In the last few days, Shahroo and I have exchanged text messages on how we’re doing right now. I asked her how we all stop drinking far more than we’d like to. As with all Shahroo’s work, her advice is built on a foundation of self-compassion. The other best lesson I’ve taken from her? Don’t beat yourself up. Christ knows we’ve got enough to worry about. Here’s her tips to calm drinking through the coronavirus crisis.
1. Notice what you’re doing throughout the day
Try to take a curious, compassionate look at the combination of circumstances that cause you to want to drink more or differently than usual. You may notice on reflection that on the days when you wanted to start drinking earlier or to excess, for example, there was a pattern. Perhaps you had communicated with certain people, spent hours on Twitter, skipped lunch or procrastinated with work? This kind of insight can help you to become more mindful of the other habits you engage in throughout the day. It can help you realise that your levels of impulse control, need for distraction and desire for soothing, are impacted by a unique combination of internal and external factors. (Coronavirus aside) some of which, at least, you may well be able to change.
2. Experiment with a little resistance.
When you feel the urge to drink coming on, practise gently delaying for as long as you can before actually pouring yourself one. This isn’t just a useful way to reduce the number of hours you’re drinking, it also gives you an opportunity to notice how frequently the urge eventually passes, and remind yourself of your own ability to self-regulate. By committing to little experiments, like choosing to sit through the short-term discomfort of an alcohol craving, you may well realise that you’re giving alcohol too much credit.
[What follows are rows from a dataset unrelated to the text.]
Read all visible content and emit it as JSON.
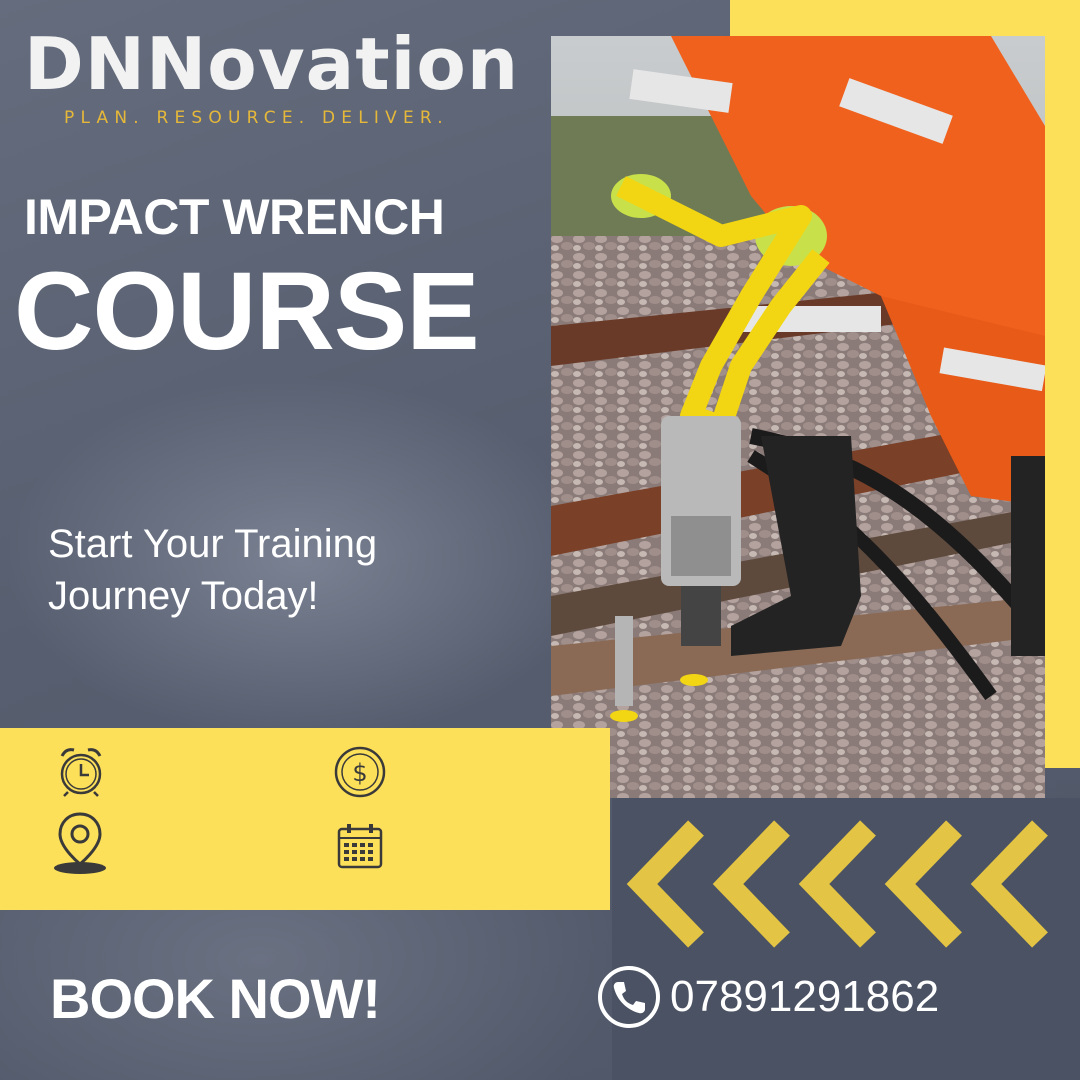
{
  "brand": {
    "name": "DNNovation",
    "tagline": "PLAN. RESOURCE. DELIVER."
  },
  "course": {
    "title_line1": "IMPACT WRENCH",
    "title_line2": "COURSE",
    "subtitle": "Start Your Training Journey Today!"
  },
  "info_icons": [
    "alarm-clock-icon",
    "dollar-coin-icon",
    "location-pin-icon",
    "calendar-icon"
  ],
  "cta": {
    "book_label": "BOOK NOW!",
    "phone": "07891291862"
  },
  "colors": {
    "accent_yellow": "#fde05a",
    "background_slate": "#5d6576",
    "dark_slate": "#4a5263",
    "chevron_gold": "#e3c444",
    "tagline_gold": "#e6b83a"
  }
}
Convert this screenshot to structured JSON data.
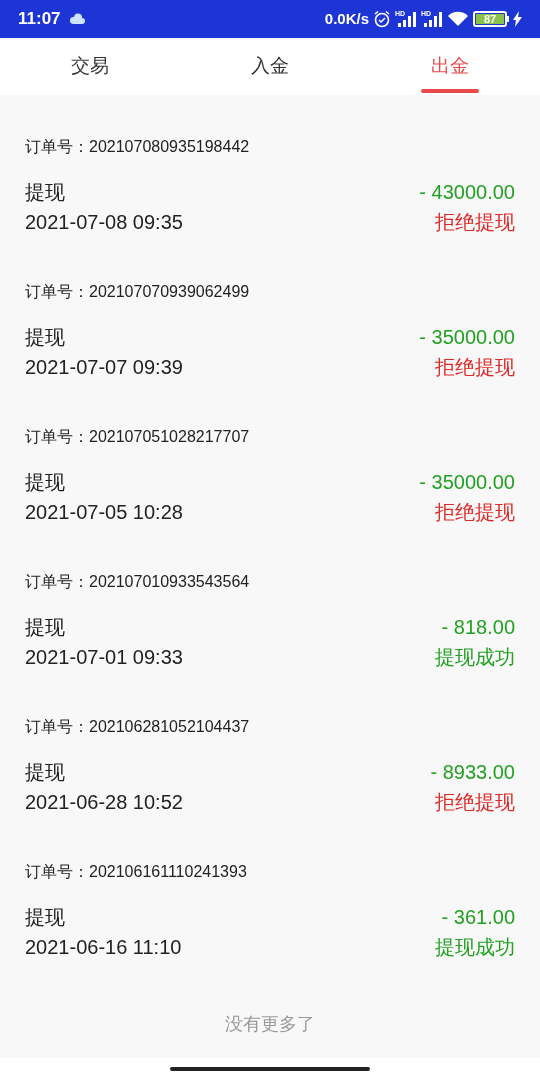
{
  "status_bar": {
    "time": "11:07",
    "speed": "0.0K/s",
    "signal_labels": [
      "HD",
      "HD"
    ],
    "battery": "87"
  },
  "tabs": [
    {
      "label": "交易",
      "selected": false
    },
    {
      "label": "入金",
      "selected": false
    },
    {
      "label": "出金",
      "selected": true
    }
  ],
  "records": [
    {
      "order_label": "订单号：",
      "order_no": "202107080935198442",
      "type": "提现",
      "time": "2021-07-08 09:35",
      "amount": "- 43000.00",
      "status": "拒绝提现",
      "kind": "rejected"
    },
    {
      "order_label": "订单号：",
      "order_no": "202107070939062499",
      "type": "提现",
      "time": "2021-07-07 09:39",
      "amount": "- 35000.00",
      "status": "拒绝提现",
      "kind": "rejected"
    },
    {
      "order_label": "订单号：",
      "order_no": "202107051028217707",
      "type": "提现",
      "time": "2021-07-05 10:28",
      "amount": "- 35000.00",
      "status": "拒绝提现",
      "kind": "rejected"
    },
    {
      "order_label": "订单号：",
      "order_no": "202107010933543564",
      "type": "提现",
      "time": "2021-07-01 09:33",
      "amount": "- 818.00",
      "status": "提现成功",
      "kind": "success"
    },
    {
      "order_label": "订单号：",
      "order_no": "202106281052104437",
      "type": "提现",
      "time": "2021-06-28 10:52",
      "amount": "- 8933.00",
      "status": "拒绝提现",
      "kind": "rejected"
    },
    {
      "order_label": "订单号：",
      "order_no": "202106161110241393",
      "type": "提现",
      "time": "2021-06-16 11:10",
      "amount": "- 361.00",
      "status": "提现成功",
      "kind": "success"
    }
  ],
  "footer": "没有更多了"
}
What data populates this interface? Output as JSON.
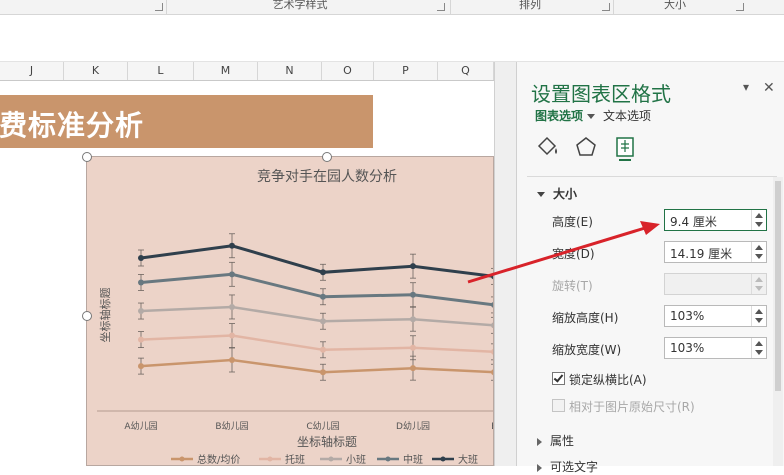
{
  "ribbon": {
    "groups": [
      "艺术字样式",
      "排列",
      "大小"
    ]
  },
  "sheet": {
    "columns": [
      "J",
      "K",
      "L",
      "M",
      "N",
      "O",
      "P",
      "Q"
    ],
    "banner_text": "收费标准分析"
  },
  "chart_data": {
    "type": "line",
    "title": "竞争对手在园人数分析",
    "xlabel": "坐标轴标题",
    "ylabel": "坐标轴标题",
    "categories": [
      "A幼儿园",
      "B幼儿园",
      "C幼儿园",
      "D幼儿园",
      "E"
    ],
    "ylim": [
      0,
      100
    ],
    "series": [
      {
        "name": "总数/均价",
        "color": "#c9956c",
        "values": [
          22,
          25,
          19,
          21,
          19
        ]
      },
      {
        "name": "托班",
        "color": "#e2b5a4",
        "values": [
          35,
          37,
          30,
          31,
          29
        ]
      },
      {
        "name": "小班",
        "color": "#b3aaa6",
        "values": [
          49,
          51,
          44,
          45,
          42
        ]
      },
      {
        "name": "中班",
        "color": "#687880",
        "values": [
          63,
          67,
          56,
          57,
          52
        ]
      },
      {
        "name": "大班",
        "color": "#2f3f4c",
        "values": [
          75,
          81,
          68,
          71,
          66
        ]
      }
    ]
  },
  "pane": {
    "title": "设置图表区格式",
    "tab_chart_options": "图表选项",
    "tab_text_options": "文本选项",
    "icons": [
      "fill-bucket-icon",
      "pentagon-icon",
      "size-properties-icon"
    ],
    "section_size": "大小",
    "fields": {
      "height_label": "高度(E)",
      "height_value": "9.4 厘米",
      "width_label": "宽度(D)",
      "width_value": "14.19 厘米",
      "rotation_label": "旋转(T)",
      "rotation_value": "",
      "scale_height_label": "缩放高度(H)",
      "scale_height_value": "103%",
      "scale_width_label": "缩放宽度(W)",
      "scale_width_value": "103%"
    },
    "lock_aspect_label": "锁定纵横比(A)",
    "lock_aspect_checked": true,
    "relative_label": "相对于图片原始尺寸(R)",
    "section_properties": "属性",
    "section_alt": "可选文字"
  },
  "annotation": {
    "arrow_color": "#d8232a"
  }
}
3. Take out the self-judgement – these are strange times
It can be helpful to take ‘healthy and ‘unhealthy’ out of coping strategies, and see them, without judgement, as a variety of tools we use in daily life. If your toolkit for dealing with stress usually consists of things like: going to the gym near your office, listening to a guided meditation during your commute, wine in the evenings, social media, baths, weekly yoga classes with your colleagues and Maltesers, then it’s understandable that some of those tools would be on heavier rotation right now.